Sementara itu, harga terealisasi untuk kohort ini awalnya naik mendekati $2.600, mencerminkan entri yang lebih awal.
Namun, pembelian saat turun yang berkelanjutan menekuk kurva itu ke bawah karena basis biaya rata-rata lebih rendah. Investor menafsirkan divergensi ini sebagai posisi yang konstruktif.
Pengencangan pasokan likuid dan tekanan jual yang memoderasi sekarang membingungkan apakah akumulasi dapat menstabilkan harga atau hanya mendahului volatilitas yang lebih dalam.
Kolaps likuiditas Altcoin kontras dengan kekuatan akumulasi Ethereum
Sementara paus Ethereum menyerap pasokan selama kelemahan, pasar altcoin yang lebih luas bergerak ke arah yang berlawanan.
Selama 13 bulan terakhir, volume kutipan beli/jual kumulatif untuk altcoin anjlok antara sekitar -$180 miliar dan -$210 miliar – Tanda penjualan spot bersih yang tak henti-hentinya. Ketidakseimbangan ini mengintensifkan pada awal 2026, bertepatan dengan penghapusan sekitar $730 miliar dalam kapitalisasi pasar crypto total.

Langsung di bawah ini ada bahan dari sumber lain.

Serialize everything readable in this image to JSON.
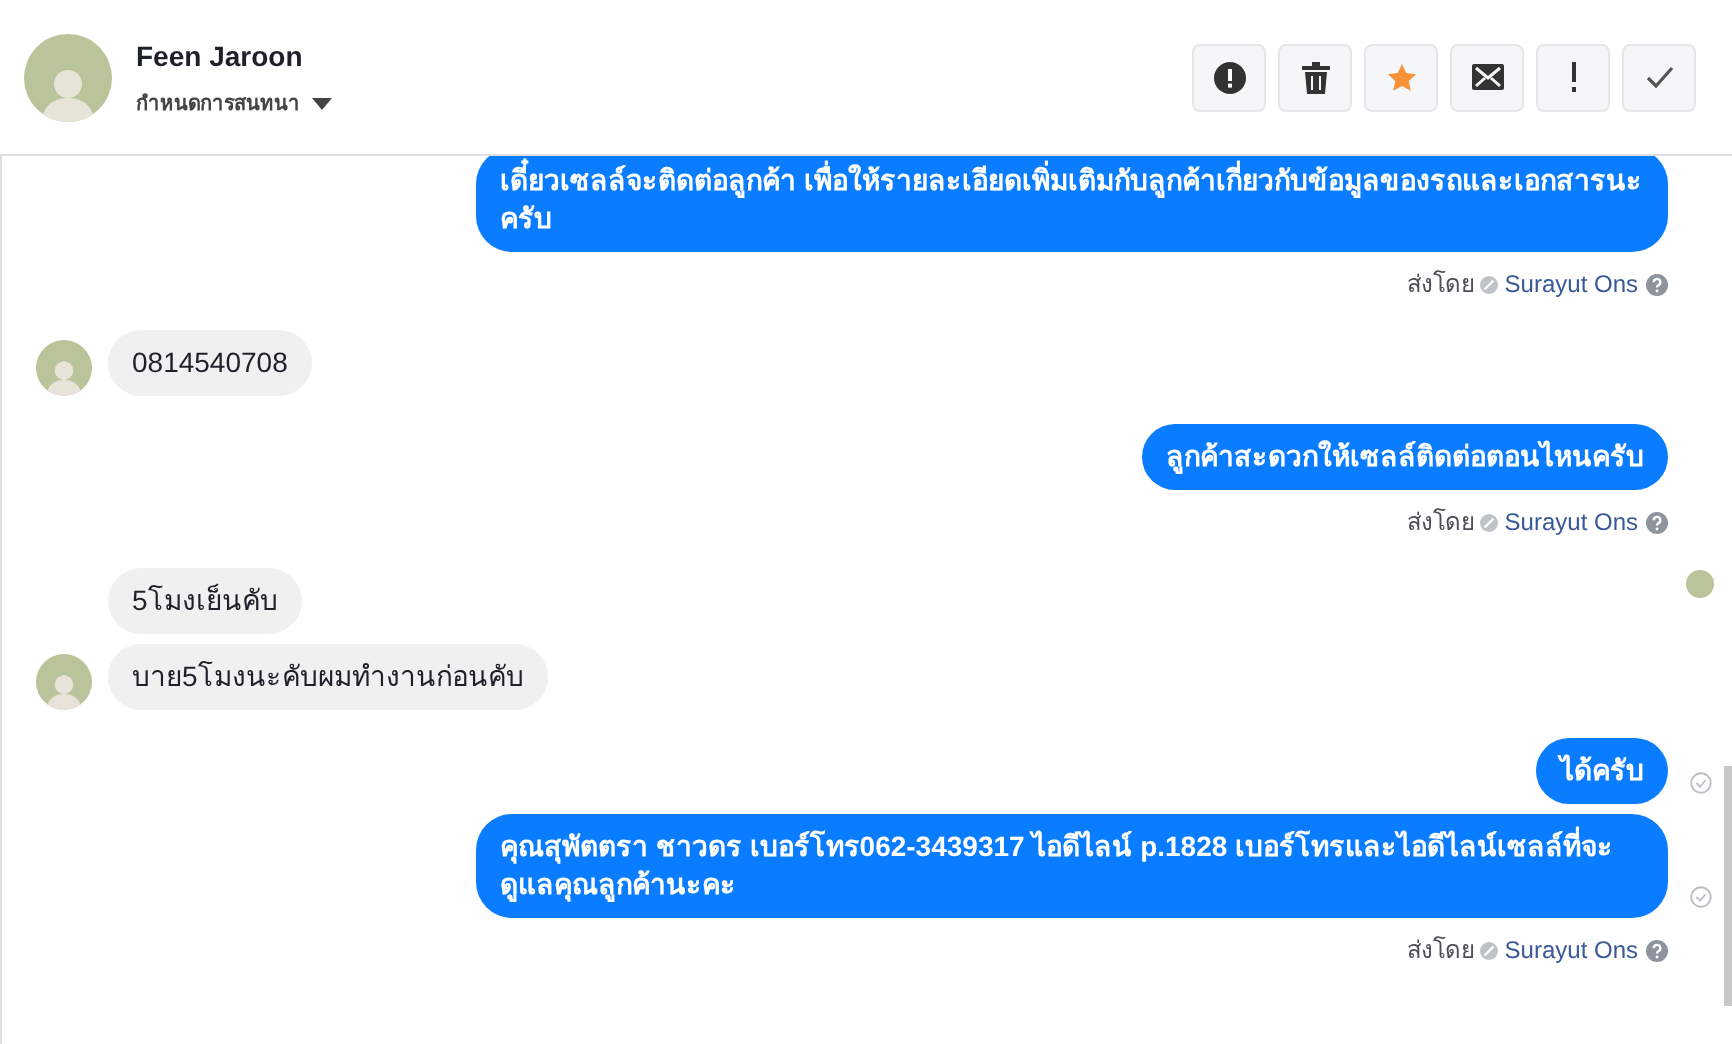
{
  "contact": {
    "name": "Feen Jaroon",
    "subtitle": "กำหนดการสนทนา"
  },
  "toolbar": [
    {
      "kind": "spam",
      "on": false
    },
    {
      "kind": "delete",
      "on": false
    },
    {
      "kind": "star",
      "on": true
    },
    {
      "kind": "unread",
      "on": false
    },
    {
      "kind": "important",
      "on": false
    },
    {
      "kind": "done",
      "on": false
    }
  ],
  "messages": [
    {
      "kind": "outgoing",
      "text": "เดี๋ยวเซลล์จะติดต่อลูกค้า เพื่อให้รายละเอียดเพิ่มเติมกับลูกค้าเกี่ยวกับข้อมูลของรถและเอกสารนะครับ",
      "sent_by": {
        "label": "ส่งโดย",
        "name": "Surayut Ons"
      }
    },
    {
      "kind": "incoming",
      "text": "0814540708",
      "avatar": true,
      "seen": false
    },
    {
      "kind": "outgoing",
      "text": "ลูกค้าสะดวกให้เซลล์ติดต่อตอนไหนครับ",
      "sent_by": {
        "label": "ส่งโดย",
        "name": "Surayut Ons"
      }
    },
    {
      "kind": "incoming",
      "text": "5โมงเย็นคับ",
      "avatar": false,
      "seen": true
    },
    {
      "kind": "incoming",
      "text": "บาย5โมงนะคับผมทำงานก่อนคับ",
      "avatar": true,
      "seen": false
    },
    {
      "kind": "outgoing",
      "text": "ได้ครับ",
      "delivered": true
    },
    {
      "kind": "outgoing",
      "text": "คุณสุพัตตรา  ชาวดร เบอร์โทร062-3439317 ไอดีไลน์ p.1828  เบอร์โทรและไอดีไลน์เซลล์ที่จะดูแลคุณลูกค้านะคะ",
      "delivered": true,
      "sent_by": {
        "label": "ส่งโดย",
        "name": "Surayut Ons"
      }
    }
  ]
}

Saat likuiditas mengering dari token spekulatif, banyak alt runtuh 40–90% dari tertinggi mereka. Sementara itu, Bitcoin [BTC] turun hampir 19% pada Februari menuju kisaran pertengahan $60.000, memperkuat penghindaran risiko. Open Interest Futures turun dari $61 miliar menjadi $49 miliar, mempercepat deleveraging di pasar alt yang lebih tipis.
Rotasi institusional lebih lanjut menekan aset beta tinggi, sementara permintaan ritel tetap redup. Akibatnya, dominasi Bitcoin naik ke 58%, menyoroti konsolidasi modal.
Divergensi ini menggarisbawahi akumulasi selektif di aset utama, sementara altcoin mengalami distribusi struktural hingga permintaan yang lebih luas terbangun kembali.
Saat modal berputar secara defensif ke aset utama, struktur pasar altcoin melemah lebih lanjut. Metrik breadth memburuk dengan tajam juga, dengan hampir 83% altcoin jatuh di bawah moving average 50-minggu mereka.
Keruntuhan ini mengikuti penarikan kembali Bitcoin pasca-$126.000, yang menekan selera risiko di seluruh aset beta tinggi.
Saat momentum penurunan berlanjut, tekanan jual meluas. Pada 07 Februari, lebih dari 92% altcoin yang terdaftar di Binance diperdagangkan di bawah ambang batas tren jangka panjang ini. Dispersi ekstrem seperti itu mengisyaratkan keluar paksa dan penipisan permintaan spot.
Sementara itu, tantangan makro mengintensifkan kewaspadaan. Meningkatnya ketegangan geopolitik dan sinyal Federal Reserve yang hawkish mengurangi posisi spekulatif. Pada saat yang sama, ekspansi pasokan token lebih memecah belah likuiditas.
Investor merespons dengan berkonsolidasi ke dalam aset yang dianggap aman, memperkuat divergensi karena aset utama menyerap aliran sementara altcoin tetap ditekan secara struktural.
Sederhananya, penyerapan paus mengarah pada pembentukan lantai siklus awal karena pasokan mengencang dan basis biaya terkompresi. Namun, berkat likuiditas yang rapuh dan risiko makro, penurunan yang lebih dalam masih mungkin terjadi.
Ringkasan Akhir
-
Penyerapan agresif oleh paus dan pengencangan pasokan likuid mengisyaratkan pembentukan basis siklus awal, meskipun pasar altcoin secara struktural rapuh.
-
Konsolidasi modal ke aset utama tampak bertolak belakang dengan distribusi altcoin yang tak henti-hentinya, membuat Ethereum tetap didukung tetapi masih terpapar pada guncangan likuiditas yang didorong oleh faktor makro.